Creativity + AI · Support Tools

Study: Problem Reframing

Problem reframing is a crucial designerly activity that can make a challenging design problem more solvable. However, problem reframing is inherently challenging and labor-intensive, even for expert designers. It demands putting great effort into understanding problems and altering perspectives.

We look at whether working with AI–specifically, large language models (LLMs)–benefits designers in devising high-quality problem frames. We observed how expert and novice designers (N = 280) generate alternative ways of reframing design problems without LLM and three conventional ways of using LLMs (i.e., free-form, direct generation, and a structured approach informed by Dorst's theory of reframing). From this, we contribute novel findings on understanding the influence of using LLMs.

Study: Personas

Personas are fictional characters created from user data to represent potential users of a product or service. Personas personify user data to encourage perspective-taking and evoke empathy toward potential users of a product or service. However generating high-quality representative and empathy-evoking personas is challenging and laborious.
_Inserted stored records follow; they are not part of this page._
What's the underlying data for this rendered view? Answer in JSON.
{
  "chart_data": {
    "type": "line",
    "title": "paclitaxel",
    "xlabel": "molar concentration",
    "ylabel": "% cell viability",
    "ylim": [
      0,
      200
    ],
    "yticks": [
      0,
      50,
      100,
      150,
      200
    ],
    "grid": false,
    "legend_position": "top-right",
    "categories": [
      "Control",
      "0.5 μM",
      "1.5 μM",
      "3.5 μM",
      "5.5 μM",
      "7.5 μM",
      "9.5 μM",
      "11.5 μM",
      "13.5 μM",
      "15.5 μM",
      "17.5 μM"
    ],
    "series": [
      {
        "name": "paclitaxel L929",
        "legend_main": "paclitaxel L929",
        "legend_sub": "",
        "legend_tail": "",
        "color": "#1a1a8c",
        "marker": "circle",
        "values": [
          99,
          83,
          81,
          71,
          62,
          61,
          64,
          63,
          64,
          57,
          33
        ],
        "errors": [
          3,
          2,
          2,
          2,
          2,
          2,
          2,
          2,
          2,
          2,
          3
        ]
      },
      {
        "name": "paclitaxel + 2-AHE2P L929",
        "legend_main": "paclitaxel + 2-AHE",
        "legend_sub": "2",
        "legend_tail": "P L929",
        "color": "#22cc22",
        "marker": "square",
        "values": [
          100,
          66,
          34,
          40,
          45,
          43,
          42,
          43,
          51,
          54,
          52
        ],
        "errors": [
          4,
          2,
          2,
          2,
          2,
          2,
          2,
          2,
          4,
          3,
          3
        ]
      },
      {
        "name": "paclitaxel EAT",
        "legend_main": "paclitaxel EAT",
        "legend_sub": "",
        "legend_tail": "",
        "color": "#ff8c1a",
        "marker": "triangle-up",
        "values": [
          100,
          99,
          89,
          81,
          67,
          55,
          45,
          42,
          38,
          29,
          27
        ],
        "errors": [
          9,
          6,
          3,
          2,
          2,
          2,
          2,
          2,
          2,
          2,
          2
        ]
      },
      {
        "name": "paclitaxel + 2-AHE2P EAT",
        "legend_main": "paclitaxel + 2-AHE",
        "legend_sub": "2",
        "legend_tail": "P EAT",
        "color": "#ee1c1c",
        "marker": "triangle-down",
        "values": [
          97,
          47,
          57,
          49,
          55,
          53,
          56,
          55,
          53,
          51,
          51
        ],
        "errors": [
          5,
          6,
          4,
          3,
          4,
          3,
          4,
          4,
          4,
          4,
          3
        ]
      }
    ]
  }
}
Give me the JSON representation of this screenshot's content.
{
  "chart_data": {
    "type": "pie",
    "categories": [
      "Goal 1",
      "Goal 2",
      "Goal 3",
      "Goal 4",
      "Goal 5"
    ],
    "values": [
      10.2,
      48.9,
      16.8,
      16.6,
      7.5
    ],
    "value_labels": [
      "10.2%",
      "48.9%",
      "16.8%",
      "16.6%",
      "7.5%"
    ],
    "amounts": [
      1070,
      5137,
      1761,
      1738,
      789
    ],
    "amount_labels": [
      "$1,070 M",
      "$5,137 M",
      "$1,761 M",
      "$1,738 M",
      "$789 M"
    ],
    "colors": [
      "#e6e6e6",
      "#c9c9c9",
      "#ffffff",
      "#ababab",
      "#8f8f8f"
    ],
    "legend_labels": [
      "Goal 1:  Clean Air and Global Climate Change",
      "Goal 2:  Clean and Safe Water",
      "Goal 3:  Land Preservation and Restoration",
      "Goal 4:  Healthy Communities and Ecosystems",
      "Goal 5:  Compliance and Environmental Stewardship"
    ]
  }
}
We studied whether designers and large language models (LLMs) can create personas from qualitative user data together. Our findings suggest that the most representative and empathy-evoking personas are created when designers group user data by their key characteristics, while LLMs summarize the pre-grouped user data and generate the narratives for the personas.

Study: Chatbots in Co-Design

Consensus-building is an essential process for the success of co-design projects. We ask whether conversational agents such as chatbots could facilitate asynchronous consensus-building in large co-design projects with multiple stakeholders.

Our results indicate that interacting with a chatbot can increase stakeholders’ willingness to commit to group decisions by eliciting the perceived joint effort and fairness, also in the face of group decisions that conflict with one’s own opinions. We discuss design implications for facilitating consensus-building with chatbots and the potential benefits that chatbots may bring to asynchronous co-design.